CALGARY - Lee Stempniak sounded awfully excited for a guy who just finished a trip to the dentist.
The talented winger was en route to have some teeth fixed when he learned Monday afternoon he’d been traded to the Calgary Flames.
His mouth still frozen with novocain, he estimated he had about 30 missed calls and text messages on his cellphone after his appointment.
“I was definitely distracted, and I think that took my mind off the actual dental procedure,” Stempniak said. “It was hard going in there, but it definitely took my mind off being in the dentist chair, so it was a nice little break.”
The Flames shipped veteran centre Daymond Langkow to the Phoenix Coyotes in exchange for the 28-year-old winger. The deal is pending physicals for both skaters.
In Stempniak, the Flames acquire a two-time 20-goal marksman who has averaged 44 points per season in his five full NHL campaigns.
He’s six-and-a-half years younger than Langkow and, with a US$1.9-million salary-cap hit next winter, also comes cheaper than the Flames’ former assistant captain, who is due $4.5 million this season.
Both Langkow and Stempniak are slated to become unrestricted free agents next July.
“With Stempniak, it’s a player who can play either wing. He can play the left side or the right side,” said Flames GM Jay Feaster. “He’s a guy who can kill penalties. He’ll play on the powerplay. He’s a player that can legitimately play in your top-six forwards.”
Feaster suggested Stempniak, who notched 19 goals and 19 assists in 82 games last season, will likely compete with Curtis Glencross and Rene Bourque for a spot on the second unit.
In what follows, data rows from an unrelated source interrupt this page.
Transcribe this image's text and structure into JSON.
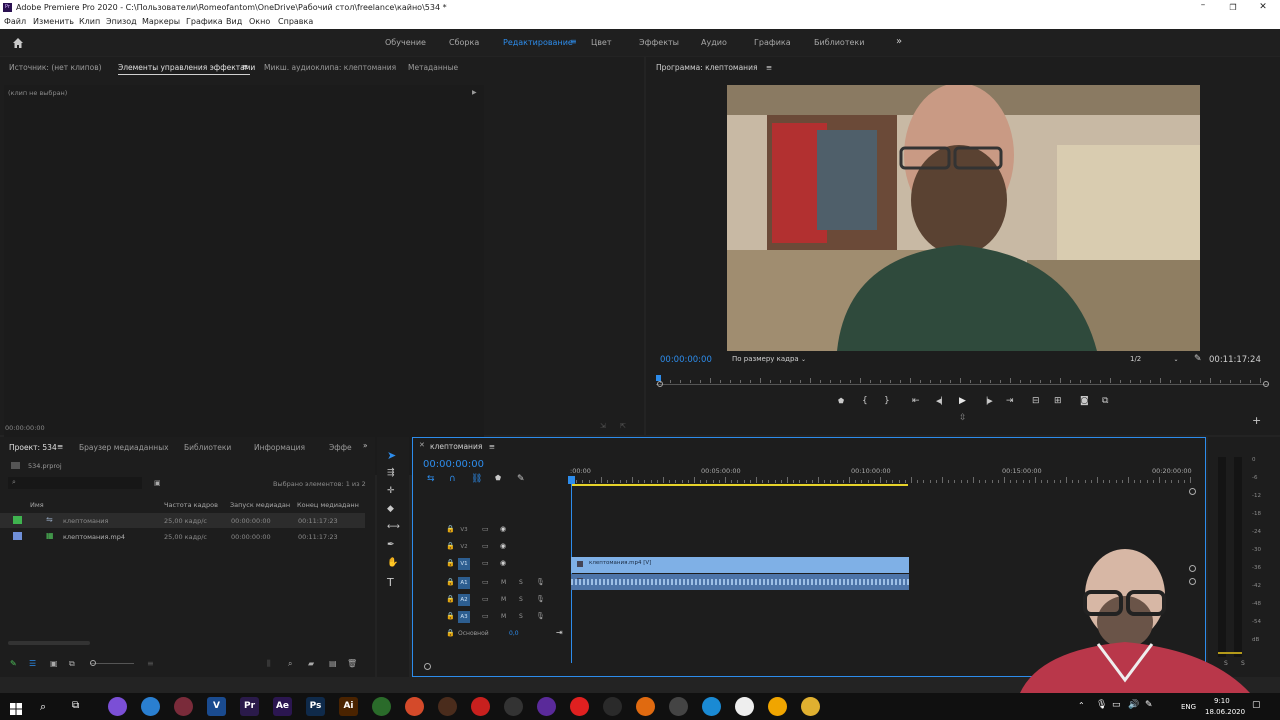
{
  "window": {
    "title": "Adobe Premiere Pro 2020 - C:\\Пользователи\\Romeofantom\\OneDrive\\Рабочий стол\\freelance\\кайно\\534 *",
    "app_glyph": "Pr"
  },
  "menu": [
    "Файл",
    "Изменить",
    "Клип",
    "Эпизод",
    "Маркеры",
    "Графика",
    "Вид",
    "Окно",
    "Справка"
  ],
  "workspaces": {
    "items": [
      "Обучение",
      "Сборка",
      "Редактирование",
      "Цвет",
      "Эффекты",
      "Аудио",
      "Графика",
      "Библиотеки"
    ],
    "active": "Редактирование",
    "more": "»"
  },
  "source_panel": {
    "tabs": [
      "Источник: (нет клипов)",
      "Элементы управления эффектами",
      "Микш. аудиоклипа: клептомания",
      "Метаданные"
    ],
    "active_tab": "Элементы управления эффектами",
    "no_clip": "(клип не выбран)",
    "timecode": "00:00:00:00"
  },
  "program": {
    "title": "Программа: клептомания",
    "timecode": "00:00:00:00",
    "fit": "По размеру кадра",
    "resolution": "1/2",
    "duration": "00:11:17:24"
  },
  "project": {
    "tabs": [
      "Проект: 534",
      "Браузер медиаданных",
      "Библиотеки",
      "Информация",
      "Эффе"
    ],
    "file": "534.prproj",
    "selected": "Выбрано элементов: 1 из 2",
    "columns": [
      "Имя",
      "Частота кадров",
      "Запуск медиадан",
      "Конец медиаданн"
    ],
    "rows": [
      {
        "name": "клептомания",
        "fps": "25,00 кадр/с",
        "start": "00:00:00:00",
        "end": "00:11:17:23",
        "color": "#3fb34f"
      },
      {
        "name": "клептомания.mp4",
        "fps": "25,00 кадр/с",
        "start": "00:00:00:00",
        "end": "00:11:17:23",
        "color": "#6f8fd8"
      }
    ]
  },
  "timeline": {
    "sequence": "клептомания",
    "timecode": "00:00:00:00",
    "ruler": [
      ":00:00",
      "00:05:00:00",
      "00:10:00:00",
      "00:15:00:00",
      "00:20:00:00"
    ],
    "video_tracks": [
      "V3",
      "V2",
      "V1"
    ],
    "audio_tracks": [
      "A1",
      "A2",
      "A3"
    ],
    "master": "Основной",
    "master_value": "0,0",
    "clip_label": "клептомания.mp4 [V]",
    "m_label": "M",
    "s_label": "S"
  },
  "meters": {
    "scale": [
      "0",
      "-6",
      "-12",
      "-18",
      "-24",
      "-30",
      "-36",
      "-42",
      "-48",
      "-54",
      "dB"
    ],
    "s_labels": [
      "S",
      "S"
    ]
  },
  "taskbar": {
    "lang": "ENG",
    "time": "9:10",
    "date": "18.06.2020",
    "apps": [
      {
        "label": "",
        "color": "#7b4fd6"
      },
      {
        "label": "",
        "color": "#2a7fd0"
      },
      {
        "label": "",
        "color": "#7a2b3a"
      },
      {
        "label": "V",
        "color": "#1a4b8f"
      },
      {
        "label": "Pr",
        "color": "#2a1a4a"
      },
      {
        "label": "Ae",
        "color": "#2b1650"
      },
      {
        "label": "Ps",
        "color": "#0f2a4a"
      },
      {
        "label": "Ai",
        "color": "#4a2300"
      },
      {
        "label": "",
        "color": "#2a6b2a"
      },
      {
        "label": "",
        "color": "#d44a2a"
      },
      {
        "label": "",
        "color": "#4a2c1c"
      },
      {
        "label": "",
        "color": "#c8201e"
      },
      {
        "label": "",
        "color": "#333333"
      },
      {
        "label": "",
        "color": "#5a2a9a"
      },
      {
        "label": "",
        "color": "#e02020"
      },
      {
        "label": "",
        "color": "#2a2a2a"
      },
      {
        "label": "",
        "color": "#e06a10"
      },
      {
        "label": "",
        "color": "#444444"
      },
      {
        "label": "",
        "color": "#1a8ad4"
      },
      {
        "label": "",
        "color": "#eeeeee"
      },
      {
        "label": "",
        "color": "#f0a500"
      },
      {
        "label": "",
        "color": "#e0b030"
      }
    ]
  },
  "colors": {
    "accent": "#2d8ceb",
    "clip": "#7fb0e6",
    "playhead": "#2d8ceb",
    "workarea": "#e6d22a"
  }
}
Even without Langkow, the Flames have Mikael Backlund, Olli Jokinen, David Moss, Brendan Morrison and Matt Stajan up the middle.
Langkow was one of the feel-good stories of the 2010-11 campaign, returning from a fractured vertebra in his neck to suit up for four games late in the regular season.
Feaster told reporters the Coyotes made a major push to acquire the gritty pivot, a guy he referred to as “a warrior.” Langkow, who skated in Phoenix for three seasons between 2001 and 2004, agreed to waive his no-movement clause to return to the desert.
“It didn’t take too long,” Langkow said of his decision.
“I told my wife, talked with her for a bit, and we decided that it would be a good move for us, and we did it.”
Stempniak, meanwhile, is anxious to return to a traditional hockey market after going from a fish bowl in Toronto to an often-empty lower bowl in Glendale, Ariz.
The Flames missed the post-season last spring, but Stempniak’s sore mouth didn’t slow him down as he started to list the reasons he’s excited to join his new team.
“I just think there’s a lot of talent on this team. I know from playing against them that they’re physical, talented and really play an up-tempo, fast-paced game which, personally, I really like to play,” he said. “And I really respect Jarome Iginla, too. From playing against him and watching him while I was growing up a little bit,
I think he’s the ultimate hockey player and ultimate leader.”